The title track of Girl Going Nowhere proves that McBryde isn't easily discouraged. Rather, she handles rejection in stride.

"The first few 'no’s that you get, they sting so bad. They really do shake you for a second and you wonder, 'Should I do this?'" she admits. "But then that other part of you — the stronger, small voice — says, 'Well, now you have to.'

"I mean, you wanted to do it anyway, just for you. Now you have to teach this asshole a lesson," she muses. "Now you have to do this, and you have to do it well. You have to really put everything you got into this — or don’t do it. Because everybody is waiting for you to fall off the tightrope."

When she starts to feel down, McBryde reflects on the success of her friend, fellow country singer Eric Church. She's a longtime fan, and he gave her a leg up early on in her career, inviting her onstage to sing one of her songs at one of his arena shows. These days, they share PR teams and management companies.

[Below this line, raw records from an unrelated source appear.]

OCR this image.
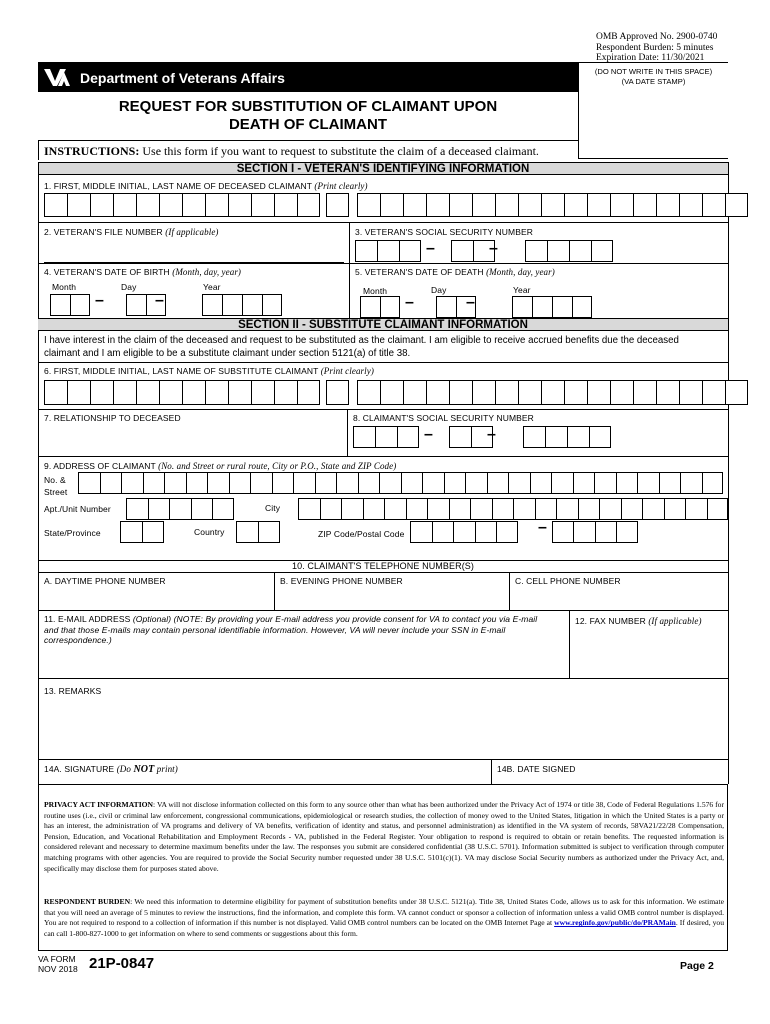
OMB Approved No. 2900-0740
Respondent Burden: 5 minutes
Expiration Date: 11/30/2021
Department of Veterans Affairs	(DO NOT WRITE IN THIS SPACE)
(VA DATE STAMP)
REQUEST FOR SUBSTITUTION OF CLAIMANT UPON
DEATH OF CLAIMANT
INSTRUCTIONS: Use this form if you want to request to substitute the claim of a deceased claimant.
SECTION I - VETERAN'S IDENTIFYING INFORMATION
1. FIRST, MIDDLE INITIAL, LAST NAME OF DECEASED CLAIMANT (Print clearly)
2. VETERAN'S FILE NUMBER (If applicable)	3. VETERAN'S SOCIAL SECURITY NUMBER
–	–
4. VETERAN'S DATE OF BIRTH (Month, day, year)
Month	Day	Year
–	–
5. VETERAN'S DATE OF DEATH (Month, day, year)
Month	Day	Year
–	–
SECTION II - SUBSTITUTE CLAIMANT INFORMATION
I have interest in the claim of the deceased and request to be substituted as the claimant. I am eligible to receive accrued benefits due the deceased
claimant and I am eligible to be a substitute claimant under section 5121(a) of title 38.
6. FIRST, MIDDLE INITIAL, LAST NAME OF SUBSTITUTE CLAIMANT (Print clearly)
7. RELATIONSHIP TO DECEASED	8. CLAIMANT'S SOCIAL SECURITY NUMBER
–	–
9. ADDRESS OF CLAIMANT (No. and Street or rural route, City or P.O., State and ZIP Code)
No. &
Street
Apt./Unit Number	City
State/Province	Country	ZIP Code/Postal Code	–
10. CLAIMANT'S TELEPHONE NUMBER(S)
A. DAYTIME PHONE NUMBER	B. EVENING PHONE NUMBER	C. CELL PHONE NUMBER
11. E-MAIL ADDRESS (Optional) (NOTE: By providing your E-mail address you provide consent for VA to contact you via E-mail
and that those E-mails may contain personal identifiable information. However, VA will never include your SSN in E-mail
correspondence.)
12. FAX NUMBER (If applicable)
13. REMARKS
14A. SIGNATURE (Do NOT print)	14B. DATE SIGNED
PRIVACY ACT INFORMATION: VA will not disclose information collected on this form to any source other than what has been authorized under the Privacy Act of 1974 or title 38, Code of Federal Regulations 1.576 for routine uses (i.e., civil or criminal law enforcement, congressional communications, epidemiological or research studies, the collection of money owed to the United States, litigation in which the United States is a party or has an interest, the administration of VA programs and delivery of VA benefits, verification of identity and status, and personnel administration) as identified in the VA system of records, 58VA21/22/28 Compensation, Pension, Education, and Vocational Rehabilitation and Employment Records - VA, published in the Federal Register. Your obligation to respond is required to obtain or retain benefits. The requested information is considered relevant and necessary to determine maximum benefits under the law. The responses you submit are considered confidential (38 U.S.C. 5701). Information submitted is subject to verification through computer matching programs with other agencies. You are required to provide the Social Security number requested under 38 U.S.C. 5101(c)(1). VA may disclose Social Security numbers as authorized under the Privacy Act, and, specifically may disclose them for purposes stated above.
RESPONDENT BURDEN: We need this information to determine eligibility for payment of substitution benefits under 38 U.S.C. 5121(a). Title 38, United States Code, allows us to ask for this information. We estimate that you will need an average of 5 minutes to review the instructions, find the information, and complete this form. VA cannot conduct or sponsor a collection of information unless a valid OMB control number is displayed. You are not required to respond to a collection of information if this number is not displayed. Valid OMB control numbers can be located on the OMB Internet Page at www.reginfo.gov/public/do/PRAMain. If desired, you can call 1-800-827-1000 to get information on where to send comments or suggestions about this form.
VA FORM
NOV 2018 21P-0847	Page 2
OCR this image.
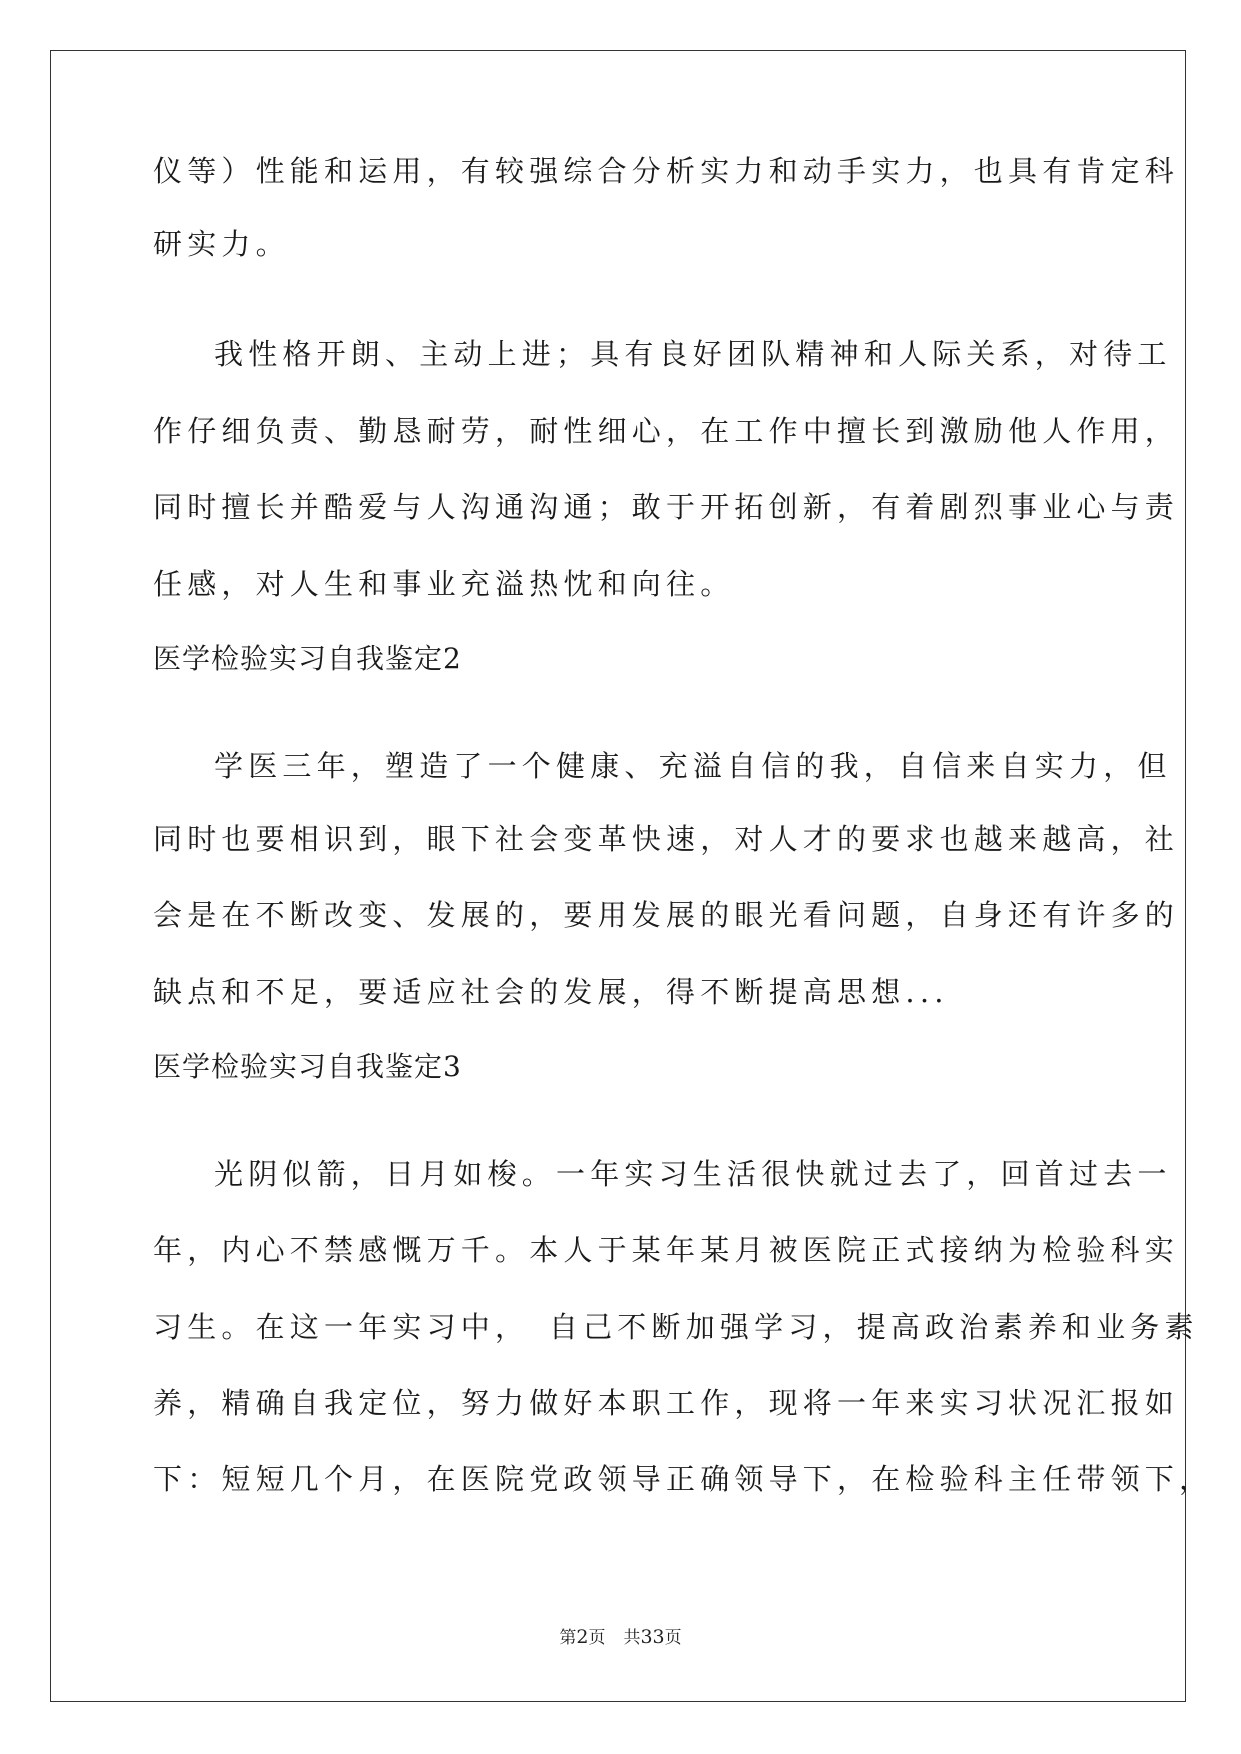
仪等）性能和运用，有较强综合分析实力和动手实力，也具有肯定科
研实力。
我性格开朗、主动上进；具有良好团队精神和人际关系，对待工
作仔细负责、勤恳耐劳，耐性细心，在工作中擅长到激励他人作用，
同时擅长并酷爱与人沟通沟通；敢于开拓创新，有着剧烈事业心与责
任感，对人生和事业充溢热忱和向往。
医学检验实习自我鉴定2
学医三年，塑造了一个健康、充溢自信的我，自信来自实力，但
同时也要相识到，眼下社会变革快速，对人才的要求也越来越高，社
会是在不断改变、发展的，要用发展的眼光看问题，自身还有许多的
缺点和不足，要适应社会的发展，得不断提高思想...
医学检验实习自我鉴定3
光阴似箭，日月如梭。一年实习生活很快就过去了，回首过去一
年，内心不禁感慨万千。本人于某年某月被医院正式接纳为检验科实
习生。在这一年实习中，　自己不断加强学习，提高政治素养和业务素
养，精确自我定位，努力做好本职工作，现将一年来实习状况汇报如
下：短短几个月，在医院党政领导正确领导下，在检验科主任带领下，
第2页 共33页
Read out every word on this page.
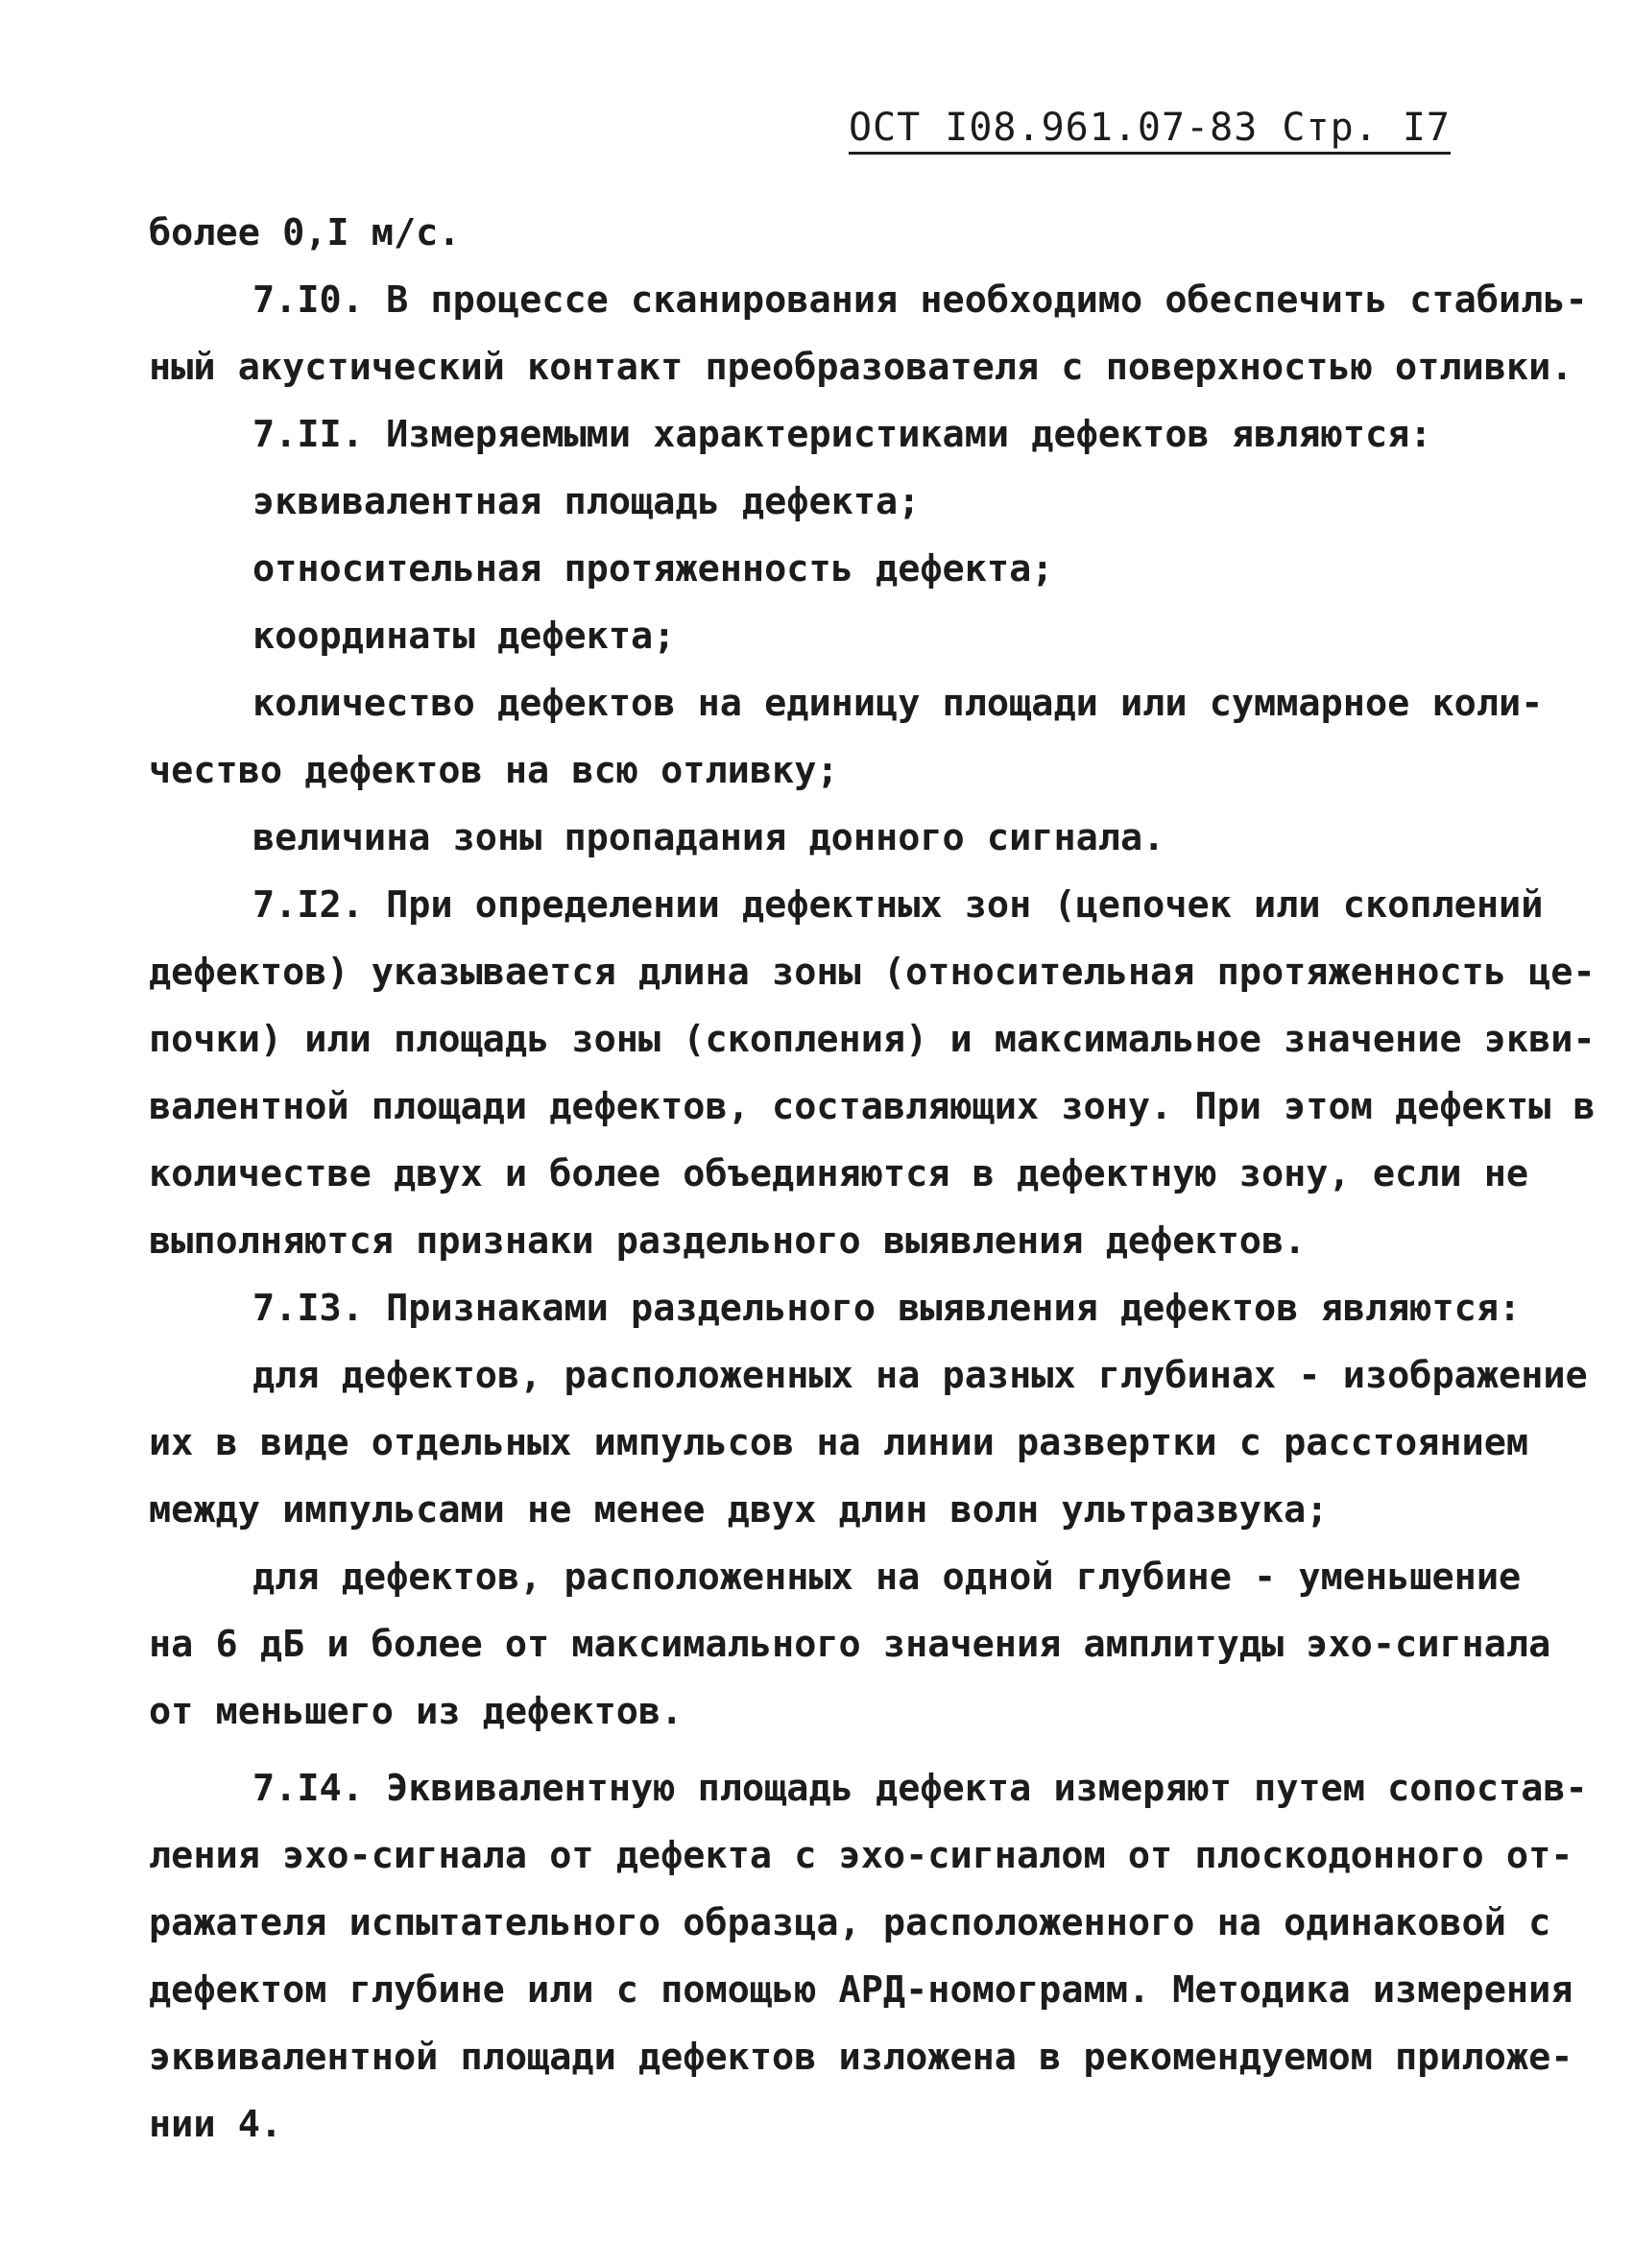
ОСТ I08.961.07-83 Стр. I7
более 0,I м/с.
7.I0. В процессе сканирования необходимо обеспечить стабиль-
ный акустический контакт преобразователя с поверхностью отливки.
7.II. Измеряемыми характеристиками дефектов являются:
эквивалентная площадь дефекта;
относительная протяженность дефекта;
координаты дефекта;
количество дефектов на единицу площади или суммарное коли-
чество дефектов на всю отливку;
величина зоны пропадания донного сигнала.
7.I2. При определении дефектных зон (цепочек или скоплений
дефектов) указывается длина зоны (относительная протяженность це-
почки) или площадь зоны (скопления) и максимальное значение экви-
валентной площади дефектов, составляющих зону. При этом дефекты в
количестве двух и более объединяются в дефектную зону, если не
выполняются признаки раздельного выявления дефектов.
7.I3. Признаками раздельного выявления дефектов являются:
для дефектов, расположенных на разных глубинах - изображение
их в виде отдельных импульсов на линии развертки с расстоянием
между импульсами не менее двух длин волн ультразвука;
для дефектов, расположенных на одной глубине - уменьшение
на 6 дБ и более от максимального значения амплитуды эхо-сигнала
от меньшего из дефектов.
7.I4. Эквивалентную площадь дефекта измеряют путем сопостав-
ления эхо-сигнала от дефекта с эхо-сигналом от плоскодонного от-
ражателя испытательного образца, расположенного на одинаковой с
дефектом глубине или с помощью АРД-номограмм. Методика измерения
эквивалентной площади дефектов изложена в рекомендуемом приложе-
нии 4.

"It makes me go, 'Okay, it’s going to be all right,'" she says. "At the same time, when people say, 'You remind me of Eric Church,' I go, 'Don’t say that just because they don’t play me on the radio.' If that’s why I remind you of him, then don’t do that. And there’s so much more to it. To say any artist is like any other artist would be a mistake.

"But to see Eric and to have been around him, and just the few times that I have, and to know that he didn’t seek to be this way … He didn’t try to do this the left or the right way. Neither did I," she adds. "I didn’t mean to be the girl that talks about whiskey and Spandex all the time, it just happened. I don’t know, I am proud of it."